Prinsip terapi pada osteoporosis adalah :

Meningkatkan pembentukan tulang

Menghambat resorpsi tulang

1. Na-fluorida

Na-fluorida merupakan pembentuk tulang yang positif. Peningkatan massa tulang terjadi dengan cara merangsang osteoblas. Pada pemberian Na-fluoride, terbentuklah Fluorapatite (Kristal tulang baru), dengan demikian massa tulang akan bertambah dan tulang tidak mudah rapuh/fraktur.

2. Steroid anabolik

Steroid anabolik merupakan pembentuk tulang yang positif, mungkin oleh karena terjadinya rangsangan pada osteoblas tanpa mempengaruhi resorpsi tulang.3. Kalsitonin

Kalsitonin bekerja menghambat aktivitas osteoklas, sehingga resorpsi tulang dihambat. Efek pembentukan tulang tidak dihambat, sehingga akan terjadi peningkatan massa tulang.

4. Kalsium (Vit. D)

Pemberian kalsium dengan dosis yang cukup akan mengakibatkan pertumbuhan tulang dapat mencapai maksimal, sedang pemberian kalsium pada masa post menopause dapat menghambat resorbsi tulang, terutama pada bagian korteks.

5. Estrogen

Pemberian estrogen pada kasus post-menopouse, dengan cepat akan menghambat resorbsi tulang. Mekanisme kerja estrogen pada osteoporosis belum diketahui dengan pasti, diduga sebagai berikut :

Osteoblas mempunyai reseptor estrogen, sehingga pada pemberian estrogen akan merangsang fungsi osteoblas.

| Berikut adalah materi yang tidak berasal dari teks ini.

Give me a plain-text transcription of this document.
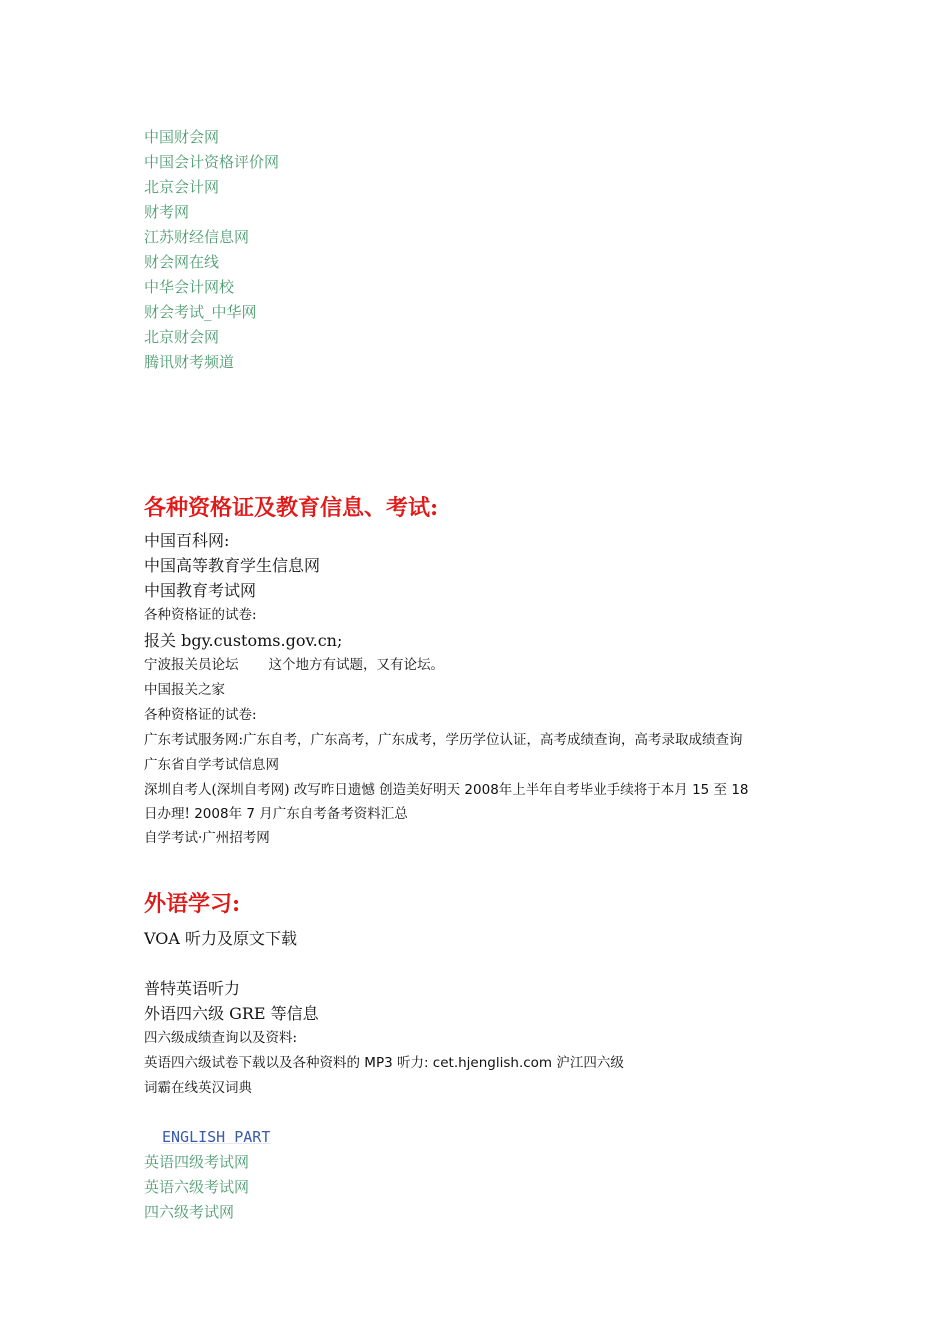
中国财会网
中国会计资格评价网
北京会计网
财考网
江苏财经信息网
财会网在线
中华会计网校
财会考试_中华网
北京财会网
腾讯财考频道
各种资格证及教育信息、考试:
中国百科网:
中国高等教育学生信息网
中国教育考试网
各种资格证的试卷:
报关 bgy.customs.gov.cn;
宁波报关员论坛 这个地方有试题，又有论坛。
中国报关之家
各种资格证的试卷:
广东考试服务网:广东自考，广东高考，广东成考，学历学位认证，高考成绩查询，高考录取成绩查询
广东省自学考试信息网
深圳自考人(深圳自考网) 改写昨日遗憾 创造美好明天 2008年上半年自考毕业手续将于本月 15 至 18
日办理! 2008年 7 月广东自考备考资料汇总
自学考试·广州招考网
外语学习:
VOA 听力及原文下载
普特英语听力
外语四六级 GRE 等信息
四六级成绩查询以及资料:
英语四六级试卷下载以及各种资料的 MP3 听力: cet.hjenglish.com 沪江四六级
词霸在线英汉词典
ENGLISH PART
英语四级考试网
英语六级考试网
四六级考试网
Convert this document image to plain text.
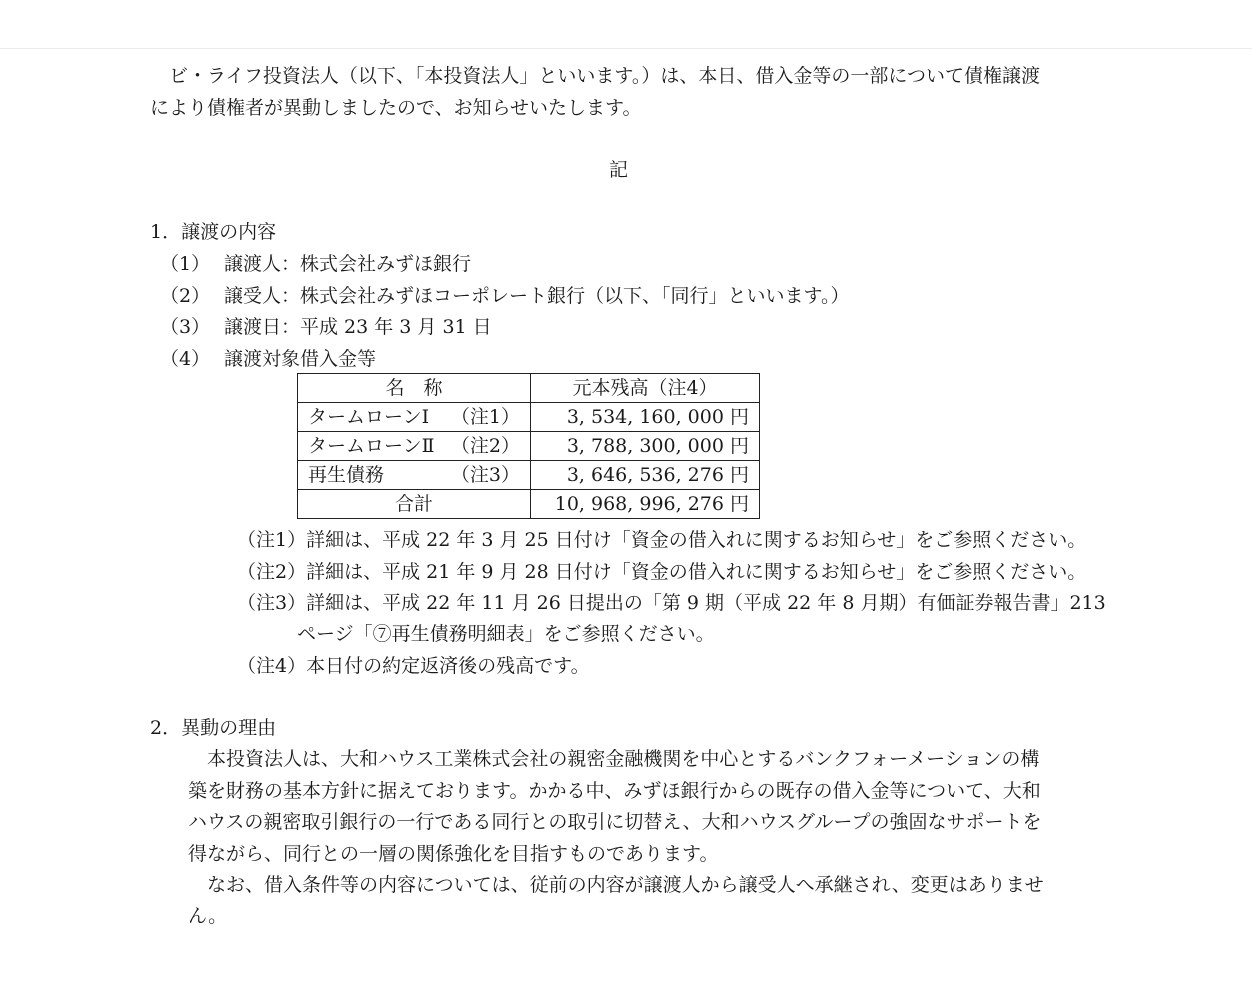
ビ・ライフ投資法人（以下、「本投資法人」といいます。）は、本日、借入金等の一部について債権譲渡
により債権者が異動しましたので、お知らせいたします。
記
1．譲渡の内容
（1） 譲渡人：株式会社みずほ銀行
（2） 譲受人：株式会社みずほコーポレート銀行（以下、「同行」といいます。）
（3） 譲渡日：平成 23 年 3 月 31 日
（4） 譲渡対象借入金等
名　称	元本残高（注4）
タームローンⅠ （注1）	3, 534, 160, 000 円
タームローンⅡ （注2）	3, 788, 300, 000 円
再生債務 （注3）	3, 646, 536, 276 円
合計	10, 968, 996, 276 円
（注1）詳細は、平成 22 年 3 月 25 日付け「資金の借入れに関するお知らせ」をご参照ください。
（注2）詳細は、平成 21 年 9 月 28 日付け「資金の借入れに関するお知らせ」をご参照ください。
（注3）詳細は、平成 22 年 11 月 26 日提出の「第 9 期（平成 22 年 8 月期）有価証券報告書」213
ページ「⑦再生債務明細表」をご参照ください。
（注4）本日付の約定返済後の残高です。
2．異動の理由
本投資法人は、大和ハウス工業株式会社の親密金融機関を中心とするバンクフォーメーションの構
築を財務の基本方針に据えております。かかる中、みずほ銀行からの既存の借入金等について、大和
ハウスの親密取引銀行の一行である同行との取引に切替え、大和ハウスグループの強固なサポートを
得ながら、同行との一層の関係強化を目指すものであります。
なお、借入条件等の内容については、従前の内容が譲渡人から譲受人へ承継され、変更はありませ
ん。
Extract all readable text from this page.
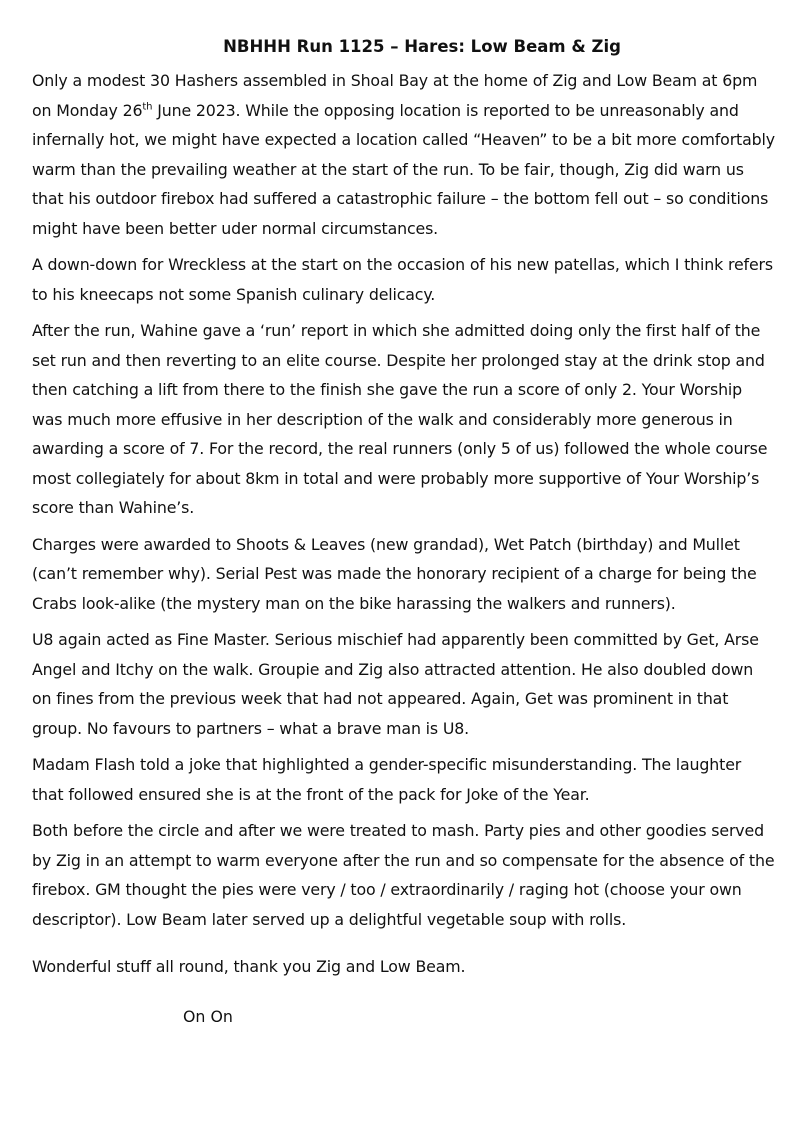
NBHHH Run 1125 – Hares: Low Beam & Zig

Only a modest 30 Hashers assembled in Shoal Bay at the home of Zig and Low Beam at 6pm on Monday 26th June 2023. While the opposing location is reported to be unreasonably and infernally hot, we might have expected a location called “Heaven” to be a bit more comfortably warm than the prevailing weather at the start of the run. To be fair, though, Zig did warn us that his outdoor firebox had suffered a catastrophic failure – the bottom fell out – so conditions might have been better uder normal circumstances.

A down-down for Wreckless at the start on the occasion of his new patellas, which I think refers to his kneecaps not some Spanish culinary delicacy.

After the run, Wahine gave a ‘run’ report in which she admitted doing only the first half of the set run and then reverting to an elite course. Despite her prolonged stay at the drink stop and then catching a lift from there to the finish she gave the run a score of only 2. Your Worship was much more effusive in her description of the walk and considerably more generous in awarding a score of 7. For the record, the real runners (only 5 of us) followed the whole course most collegiately for about 8km in total and were probably more supportive of Your Worship’s score than Wahine’s.

Charges were awarded to Shoots & Leaves (new grandad), Wet Patch (birthday) and Mullet (can’t remember why). Serial Pest was made the honorary recipient of a charge for being the Crabs look-alike (the mystery man on the bike harassing the walkers and runners).

U8 again acted as Fine Master. Serious mischief had apparently been committed by Get, Arse Angel and Itchy on the walk. Groupie and Zig also attracted attention. He also doubled down on fines from the previous week that had not appeared. Again, Get was prominent in that group. No favours to partners – what a brave man is U8.

Madam Flash told a joke that highlighted a gender-specific misunderstanding. The laughter that followed ensured she is at the front of the pack for Joke of the Year.

Both before the circle and after we were treated to mash. Party pies and other goodies served by Zig in an attempt to warm everyone after the run and so compensate for the absence of the firebox. GM thought the pies were very / too / extraordinarily / raging hot (choose your own descriptor). Low Beam later served up a delightful vegetable soup with rolls.

Wonderful stuff all round, thank you Zig and Low Beam.

On On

Menghambat fungsi osteoklas, hal ini ditunjang oleh data biokimia dan histologis

Estrogen merangsang sekresi kalsitonin dan kalsitonin mempunyai kemampuan untuk menghambat kerja osteoklas (Noer,1996).Selain suplay obat-obatan, pemberian nutrisi yang tepat juga dapat dijadikan sebagai sarana penataklaksanaannya. Nutrient utama yang paling dibutuhkan oleh klien dengan osteoporosis adalah kalsium. Intake kalsium yang disarankan untuk wanita dengan osteoporosis postmenopause tanpa menerima terapi esterogen adalah 1500mg/hari. Intake kalsium dapat diperoleh dari susu (wikipedia.com).

Pada klien dengan osteoporosis yang sudah terlanjur mengalami fraktur, pada penatalaksanaannya ditambahkan penanganan fraktur yang dilakukan sebagaimana penanganan fraktur pada umumnya, dengan pemasangan traksi, gips (Smeltzer & Bare, 2001).Pencegahan

Pencegahan terjadinya osteoporosis dapat dilakukan sedini mungkin, yaitu sejalan pada masa pertumbuhan/dewasa muda. Pencegahan osteoporosis pada usia muda, mempunyai tujuan :

1.Mencapai massa tulang dewasa (proses konsolidasi) yang optimal.

2.Mengatur makanan dan kebiasaan gaya hidup yang menjamin seseorang tetap bugar.3.Diet mengandung tinggi kalsium (1000 mg/hari).4.Latihan teratur tiap hari.5.Hindari : - Minum alkohol

- Merokok

- Minum kopi

- Minum antasida yang mengandung Aluminium.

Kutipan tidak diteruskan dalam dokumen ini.